Dr. Jan Seski
The revelation came as Zimbabwe announced a crackdown on all lion, leopard and elephant hunts in private conservancies.
• Cecil the lion’s brother ‘safe and well’ and eating a giraffe
Emmanuel Chidziya, Director General of the Zimbabwe Parks and Wildlife Management Authority, said in future anyone hunting Zimbabwe’s most iconic wildlife would need permission directly from him and to be accompanied by ZPWMA staff.
Up until now, around 50 lions were killed by hunters each year in Zimbabwe, some 20 fewer than were killed each year before reforms to the industry in 2013.
Louis Muller, chairman of the Zimbabwe Professional Hunters and Guides Association, said he anticipated a drop-off in visitors following the public outcry about the shooting dead of Cecil by American dentist Dr Walter Palmer on July 1.
He warned that that would be bad for the country’s wildlife population, whose numbers have dropped by 60 per cent since the 2000 seizures of white-owned farms which served as a haven for many animals.
“We suspect the unfortunate incident may lead to tourists cancelling bookings to our part of Zimbabwe,” he told The Telegraph.
“This will hurt the wildlife community, both professional hunters and photographic safaris which will mean less income for conservation and anti-poaching operations.”
Dr Palmer is believed to have paid $61,000 (39,000GBP) to shoot Cecil, who wore a GPS collar as part of an Oxford University study, from a hide on a private conservancy around two miles from the border of Hwange National Park.
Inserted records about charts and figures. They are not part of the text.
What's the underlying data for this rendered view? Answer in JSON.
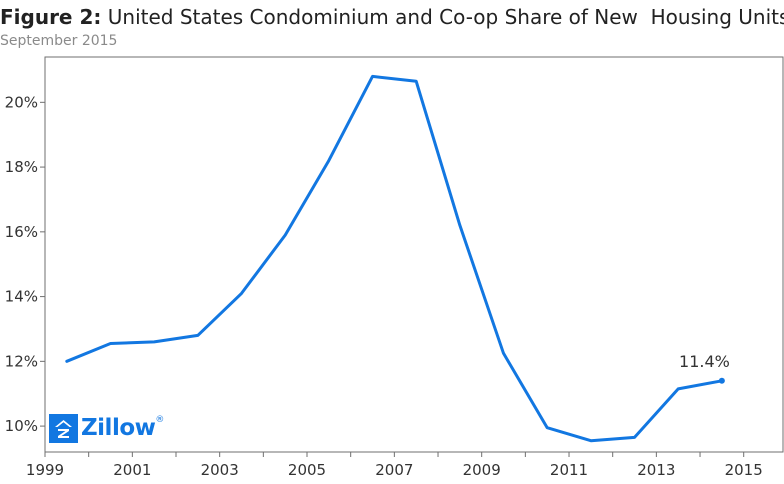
{
  "title_prefix": "Figure 2:",
  "title_main": "United States Condominium and Co-op Share of New  Housing Units",
  "subtitle": "September 2015",
  "logo_text": "Zillow",
  "logo_mark": "®",
  "colors": {
    "line": "#1277e1",
    "axis": "#6f6f6f",
    "logo": "#1277e1"
  },
  "chart_data": {
    "type": "line",
    "title": "United States Condominium and Co-op Share of New  Housing Units",
    "subtitle": "September 2015",
    "xlabel": "",
    "ylabel": "",
    "x": [
      1999,
      2000,
      2001,
      2002,
      2003,
      2004,
      2005,
      2006,
      2007,
      2008,
      2009,
      2010,
      2011,
      2012,
      2013,
      2014,
      2015
    ],
    "series": [
      {
        "values": [
          12.0,
          12.55,
          12.6,
          12.8,
          14.1,
          15.9,
          18.2,
          20.8,
          20.65,
          16.2,
          12.25,
          9.95,
          9.55,
          9.65,
          11.15,
          11.4
        ]
      }
    ],
    "x_values": [
      1999.5,
      2000.5,
      2001.5,
      2002.5,
      2003.5,
      2004.5,
      2005.5,
      2006.5,
      2007.5,
      2008.5,
      2009.5,
      2010.5,
      2011.5,
      2012.5,
      2013.5,
      2014.5
    ],
    "x_ticks": [
      "1999",
      "2001",
      "2003",
      "2005",
      "2007",
      "2009",
      "2011",
      "2013",
      "2015"
    ],
    "y_ticks": [
      "10%",
      "12%",
      "14%",
      "16%",
      "18%",
      "20%"
    ],
    "xlim": [
      1999,
      2015.9
    ],
    "ylim": [
      9.2,
      21.4
    ],
    "end_label": "11.4%",
    "grid": false,
    "legend": "none"
  }
}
Wildlife authorities have since alleged the hunter accompanying him and the landowner on whose property the hunt took place did not have the correct permits and that Dr Palmer financed an “illegal hunt”.
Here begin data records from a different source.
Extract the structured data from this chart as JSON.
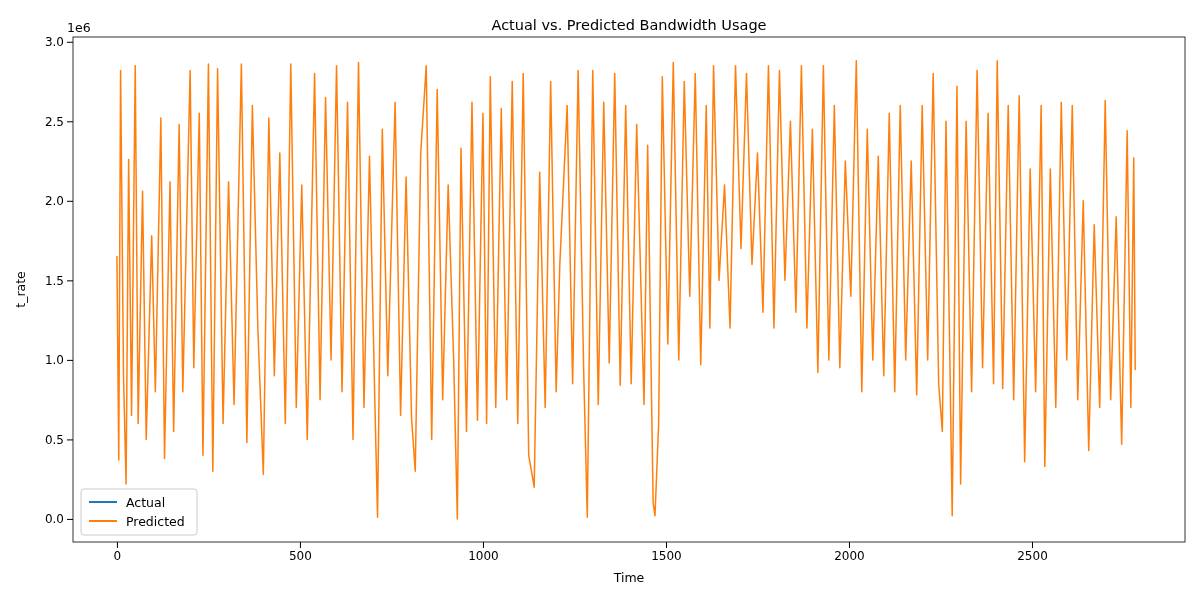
{
  "chart_data": {
    "type": "line",
    "title": "Actual vs. Predicted Bandwidth Usage",
    "xlabel": "Time",
    "ylabel": "t_rate",
    "annotations": [
      "1e6"
    ],
    "xlim": [
      -120,
      2918
    ],
    "xticks": [
      0,
      500,
      1000,
      1500,
      2000,
      2500
    ],
    "ylim": [
      -0.145,
      3.03
    ],
    "yticks": [
      {
        "value": 0,
        "label": "0.0"
      },
      {
        "value": 0.5,
        "label": "0.5"
      },
      {
        "value": 1,
        "label": "1.0"
      },
      {
        "value": 1.5,
        "label": "1.5"
      },
      {
        "value": 2,
        "label": "2.0"
      },
      {
        "value": 2.5,
        "label": "2.5"
      },
      {
        "value": 3,
        "label": "3.0"
      }
    ],
    "grid": false,
    "legend": "bottom left",
    "line_style": "solid",
    "marker": "none",
    "series": [
      {
        "name": "Actual",
        "color": "#1f77b4"
      },
      {
        "name": "Predicted",
        "color": "#ff7f0e",
        "x": [
          0,
          5,
          10,
          18,
          25,
          32,
          40,
          50,
          58,
          70,
          80,
          95,
          105,
          120,
          130,
          145,
          155,
          170,
          180,
          200,
          210,
          225,
          235,
          250,
          262,
          275,
          290,
          305,
          320,
          340,
          355,
          370,
          385,
          400,
          415,
          430,
          445,
          460,
          475,
          490,
          505,
          520,
          540,
          555,
          570,
          585,
          600,
          615,
          630,
          645,
          660,
          675,
          690,
          705,
          712,
          725,
          740,
          760,
          775,
          790,
          805,
          815,
          830,
          845,
          860,
          875,
          890,
          905,
          920,
          930,
          940,
          955,
          970,
          985,
          1000,
          1010,
          1020,
          1035,
          1050,
          1065,
          1080,
          1095,
          1110,
          1125,
          1140,
          1155,
          1170,
          1185,
          1200,
          1210,
          1230,
          1245,
          1260,
          1275,
          1285,
          1300,
          1315,
          1330,
          1345,
          1360,
          1375,
          1390,
          1405,
          1420,
          1440,
          1450,
          1465,
          1470,
          1480,
          1490,
          1505,
          1520,
          1535,
          1550,
          1565,
          1580,
          1595,
          1610,
          1620,
          1630,
          1645,
          1660,
          1675,
          1690,
          1705,
          1720,
          1735,
          1750,
          1765,
          1780,
          1795,
          1810,
          1825,
          1840,
          1855,
          1870,
          1885,
          1900,
          1915,
          1930,
          1945,
          1960,
          1975,
          1990,
          2005,
          2020,
          2035,
          2050,
          2065,
          2080,
          2095,
          2110,
          2125,
          2140,
          2155,
          2170,
          2185,
          2200,
          2215,
          2230,
          2245,
          2255,
          2265,
          2275,
          2282,
          2295,
          2305,
          2320,
          2335,
          2350,
          2365,
          2380,
          2395,
          2405,
          2420,
          2435,
          2450,
          2465,
          2480,
          2495,
          2510,
          2525,
          2535,
          2550,
          2565,
          2580,
          2595,
          2610,
          2625,
          2640,
          2655,
          2670,
          2685,
          2700,
          2715,
          2730,
          2745,
          2760,
          2770,
          2778,
          2782
        ],
        "values": [
          1.65,
          0.37,
          2.82,
          0.9,
          0.22,
          2.26,
          0.65,
          2.85,
          0.6,
          2.06,
          0.5,
          1.78,
          0.8,
          2.52,
          0.38,
          2.12,
          0.55,
          2.48,
          0.8,
          2.82,
          0.95,
          2.55,
          0.4,
          2.86,
          0.3,
          2.83,
          0.6,
          2.12,
          0.72,
          2.86,
          0.48,
          2.6,
          1.2,
          0.28,
          2.52,
          0.9,
          2.3,
          0.6,
          2.86,
          0.7,
          2.1,
          0.5,
          2.8,
          0.75,
          2.65,
          1.0,
          2.85,
          0.8,
          2.62,
          0.5,
          2.87,
          0.7,
          2.28,
          0.7,
          0.01,
          2.45,
          0.9,
          2.62,
          0.65,
          2.15,
          0.63,
          0.3,
          2.3,
          2.85,
          0.5,
          2.7,
          0.75,
          2.1,
          1.0,
          0.0,
          2.33,
          0.55,
          2.62,
          0.62,
          2.55,
          0.6,
          2.78,
          0.7,
          2.58,
          0.75,
          2.75,
          0.6,
          2.8,
          0.4,
          0.2,
          2.18,
          0.7,
          2.75,
          0.8,
          1.6,
          2.6,
          0.85,
          2.82,
          0.95,
          0.01,
          2.82,
          0.72,
          2.62,
          0.98,
          2.8,
          0.84,
          2.6,
          0.85,
          2.48,
          0.72,
          2.35,
          0.1,
          0.02,
          0.6,
          2.78,
          1.1,
          2.87,
          1.0,
          2.75,
          1.4,
          2.8,
          0.97,
          2.6,
          1.2,
          2.85,
          1.5,
          2.1,
          1.2,
          2.85,
          1.7,
          2.8,
          1.6,
          2.3,
          1.3,
          2.85,
          1.2,
          2.82,
          1.5,
          2.5,
          1.3,
          2.85,
          1.2,
          2.45,
          0.92,
          2.85,
          1.0,
          2.6,
          0.95,
          2.25,
          1.4,
          2.88,
          0.8,
          2.45,
          1.0,
          2.28,
          0.9,
          2.55,
          0.8,
          2.6,
          1.0,
          2.25,
          0.78,
          2.6,
          1.0,
          2.8,
          0.85,
          0.55,
          2.5,
          1.1,
          0.02,
          2.72,
          0.22,
          2.5,
          0.8,
          2.82,
          0.95,
          2.55,
          0.85,
          2.88,
          0.82,
          2.6,
          0.75,
          2.66,
          0.36,
          2.2,
          0.8,
          2.6,
          0.33,
          2.2,
          0.7,
          2.62,
          1.0,
          2.6,
          0.75,
          2.0,
          0.43,
          1.85,
          0.7,
          2.63,
          0.75,
          1.9,
          0.47,
          2.44,
          0.7,
          2.27,
          0.94
        ]
      }
    ]
  }
}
Dr. Jan Seski poses with with animals he has killed as a part of Melorani Safaris
Both the hunter, Theo Bronkhorst, and landowner, Honest Ndlovu, are facing illegal hunting charges, although Mr Ndlovu, who is understood to have close ties to the Zanu PF ruling party, has not yet appeared before a court.
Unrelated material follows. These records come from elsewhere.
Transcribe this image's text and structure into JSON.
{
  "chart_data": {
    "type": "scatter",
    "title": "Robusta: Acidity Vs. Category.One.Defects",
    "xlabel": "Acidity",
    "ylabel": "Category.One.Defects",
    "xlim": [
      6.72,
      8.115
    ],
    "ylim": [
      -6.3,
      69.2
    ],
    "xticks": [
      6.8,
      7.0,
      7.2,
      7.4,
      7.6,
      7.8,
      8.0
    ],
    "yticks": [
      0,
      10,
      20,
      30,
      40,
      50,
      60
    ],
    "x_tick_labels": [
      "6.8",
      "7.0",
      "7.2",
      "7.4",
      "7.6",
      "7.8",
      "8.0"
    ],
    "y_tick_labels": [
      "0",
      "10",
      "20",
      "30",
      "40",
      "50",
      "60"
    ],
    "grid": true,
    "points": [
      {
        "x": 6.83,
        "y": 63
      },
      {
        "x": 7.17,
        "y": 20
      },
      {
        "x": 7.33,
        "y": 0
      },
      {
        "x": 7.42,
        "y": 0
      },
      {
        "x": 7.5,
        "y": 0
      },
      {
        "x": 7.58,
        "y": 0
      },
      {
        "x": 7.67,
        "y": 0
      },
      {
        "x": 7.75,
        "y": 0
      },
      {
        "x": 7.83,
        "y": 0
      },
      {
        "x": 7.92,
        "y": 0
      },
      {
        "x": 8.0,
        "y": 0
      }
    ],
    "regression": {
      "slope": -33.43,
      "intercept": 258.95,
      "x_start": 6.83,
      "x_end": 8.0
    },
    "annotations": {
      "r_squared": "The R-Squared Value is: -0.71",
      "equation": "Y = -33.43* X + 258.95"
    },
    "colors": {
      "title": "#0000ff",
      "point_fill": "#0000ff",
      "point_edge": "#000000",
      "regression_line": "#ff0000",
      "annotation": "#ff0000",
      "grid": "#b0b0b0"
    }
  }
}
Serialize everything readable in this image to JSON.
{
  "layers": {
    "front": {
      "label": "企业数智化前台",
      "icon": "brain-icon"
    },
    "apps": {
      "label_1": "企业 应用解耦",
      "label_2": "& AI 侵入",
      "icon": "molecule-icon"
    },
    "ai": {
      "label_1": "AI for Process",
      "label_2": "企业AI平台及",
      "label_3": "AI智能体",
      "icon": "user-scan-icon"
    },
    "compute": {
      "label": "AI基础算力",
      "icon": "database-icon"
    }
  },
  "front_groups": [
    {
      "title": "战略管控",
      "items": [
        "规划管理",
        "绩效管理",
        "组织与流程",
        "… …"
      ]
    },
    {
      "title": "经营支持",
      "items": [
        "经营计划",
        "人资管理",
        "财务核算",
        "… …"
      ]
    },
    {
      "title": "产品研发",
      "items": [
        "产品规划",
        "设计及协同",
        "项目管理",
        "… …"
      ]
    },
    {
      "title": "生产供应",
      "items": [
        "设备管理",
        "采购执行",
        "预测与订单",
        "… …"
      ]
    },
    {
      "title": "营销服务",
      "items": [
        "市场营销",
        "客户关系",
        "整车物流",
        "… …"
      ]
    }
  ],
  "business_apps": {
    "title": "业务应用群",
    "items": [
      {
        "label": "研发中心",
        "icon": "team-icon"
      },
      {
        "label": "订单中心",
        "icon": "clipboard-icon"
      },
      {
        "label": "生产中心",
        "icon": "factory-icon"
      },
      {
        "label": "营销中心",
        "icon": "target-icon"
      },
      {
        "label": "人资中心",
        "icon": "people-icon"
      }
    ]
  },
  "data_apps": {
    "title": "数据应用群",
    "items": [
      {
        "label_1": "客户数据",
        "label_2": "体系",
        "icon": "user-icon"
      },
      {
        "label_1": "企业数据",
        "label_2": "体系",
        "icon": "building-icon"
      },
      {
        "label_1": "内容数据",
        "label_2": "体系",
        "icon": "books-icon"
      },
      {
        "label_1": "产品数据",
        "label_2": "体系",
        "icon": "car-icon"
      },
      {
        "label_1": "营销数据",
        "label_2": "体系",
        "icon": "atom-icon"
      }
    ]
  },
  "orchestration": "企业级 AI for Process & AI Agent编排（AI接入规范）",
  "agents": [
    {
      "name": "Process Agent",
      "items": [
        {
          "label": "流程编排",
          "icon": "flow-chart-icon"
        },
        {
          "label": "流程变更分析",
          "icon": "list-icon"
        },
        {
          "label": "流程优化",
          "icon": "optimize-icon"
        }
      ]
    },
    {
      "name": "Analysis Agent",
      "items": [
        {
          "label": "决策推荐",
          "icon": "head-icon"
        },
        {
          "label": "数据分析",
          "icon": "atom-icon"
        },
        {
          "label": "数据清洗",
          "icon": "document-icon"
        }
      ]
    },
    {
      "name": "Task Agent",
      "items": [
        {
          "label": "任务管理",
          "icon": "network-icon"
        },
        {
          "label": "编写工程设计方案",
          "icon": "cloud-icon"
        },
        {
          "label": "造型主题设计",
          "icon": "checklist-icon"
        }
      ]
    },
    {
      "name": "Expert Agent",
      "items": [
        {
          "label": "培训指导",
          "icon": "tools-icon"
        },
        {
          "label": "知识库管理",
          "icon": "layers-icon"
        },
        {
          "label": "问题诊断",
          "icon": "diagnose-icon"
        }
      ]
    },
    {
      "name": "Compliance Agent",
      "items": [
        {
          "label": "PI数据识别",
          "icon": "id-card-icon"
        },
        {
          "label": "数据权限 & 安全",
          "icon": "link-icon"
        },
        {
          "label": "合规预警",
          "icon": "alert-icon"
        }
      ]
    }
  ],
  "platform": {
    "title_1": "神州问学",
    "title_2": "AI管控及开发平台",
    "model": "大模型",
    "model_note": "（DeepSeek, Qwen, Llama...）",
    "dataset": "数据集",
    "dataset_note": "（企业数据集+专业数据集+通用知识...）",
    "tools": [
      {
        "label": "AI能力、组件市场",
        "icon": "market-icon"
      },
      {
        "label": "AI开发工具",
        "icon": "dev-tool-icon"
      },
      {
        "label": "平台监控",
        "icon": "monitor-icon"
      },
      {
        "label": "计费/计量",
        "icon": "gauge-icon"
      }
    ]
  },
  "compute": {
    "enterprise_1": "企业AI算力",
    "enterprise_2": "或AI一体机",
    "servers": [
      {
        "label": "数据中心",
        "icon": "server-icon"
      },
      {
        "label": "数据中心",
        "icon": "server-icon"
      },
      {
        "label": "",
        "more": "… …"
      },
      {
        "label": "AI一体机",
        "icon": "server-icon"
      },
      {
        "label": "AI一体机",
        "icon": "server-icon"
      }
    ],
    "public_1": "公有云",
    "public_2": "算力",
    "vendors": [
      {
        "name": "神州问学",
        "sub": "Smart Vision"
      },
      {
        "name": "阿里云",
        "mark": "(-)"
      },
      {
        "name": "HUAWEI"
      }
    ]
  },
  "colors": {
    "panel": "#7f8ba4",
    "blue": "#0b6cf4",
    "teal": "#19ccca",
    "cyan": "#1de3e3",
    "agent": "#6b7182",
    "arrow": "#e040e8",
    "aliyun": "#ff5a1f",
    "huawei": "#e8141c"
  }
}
On Friday Zimbabwe’s environment minister called for Dr Palmer to be extradited from the US to Zimbabwe to face similar charges, labelling him a “foreign poacher” whose aim was to tarnish Zimbabwe’s reputation.
Now, it appears the scope of the investigation may be widened to include other recent lion hunts.
The second lion declared illegally killed by the Zimbawbean wildlife authorities was at first identified as Jericho, the second adult male in Cecil’s pride who had inherited the task of looking after its young cubs.
However, researchers tracking the pride confirmed to the Telegraph that Jericho had been sighted “alive and well” at 6.15am on Sunday.
“Fat and full of giraffe which he has been feeding on for the last 24 hours,” wrote Dr Andrew Loveridge, from Oxford University’s department of zoology.
The identity of the lion that was killed is not yet known, nor is it known whether it was one collared as part of the Oxford University study. The researchers say around four of the lions they had collared have been killed on the same tract of land where Cecil died since January.
“The authority, working with other law enforcement agencies has launched a crackdown to weed out any undesirable elements,” a statement from ZPWMA said.
“To date our law enforcement agencies are following up on all found or reported cases and they have since arrested another culprit, Headman Sibanda, on allegations of breaching hunting regulations. He is currently assisting police with investigations.”
Mr Sibanda operates a hunting company from a farm he took from white farmers after land invasions began in 2000.
Prince Mupazviriwo, an environment ministry official, said Mr Sibanda had no permit for the hunt.
Meanwhile in Minnesota, where Dr Palmer runs a dental practice which he was last week forced to close down amid the furore surrounding Cecil’s death, pictures have emerged showing a country house the dentist is believed to own.
The wood-clad house, on a 650-acre site, also has an old schoolhouse in which are hung the heads of various exotic animals. Neighbours said Dr Palmer visited at least once a month to shoot deer from a series of hides dotted around the property.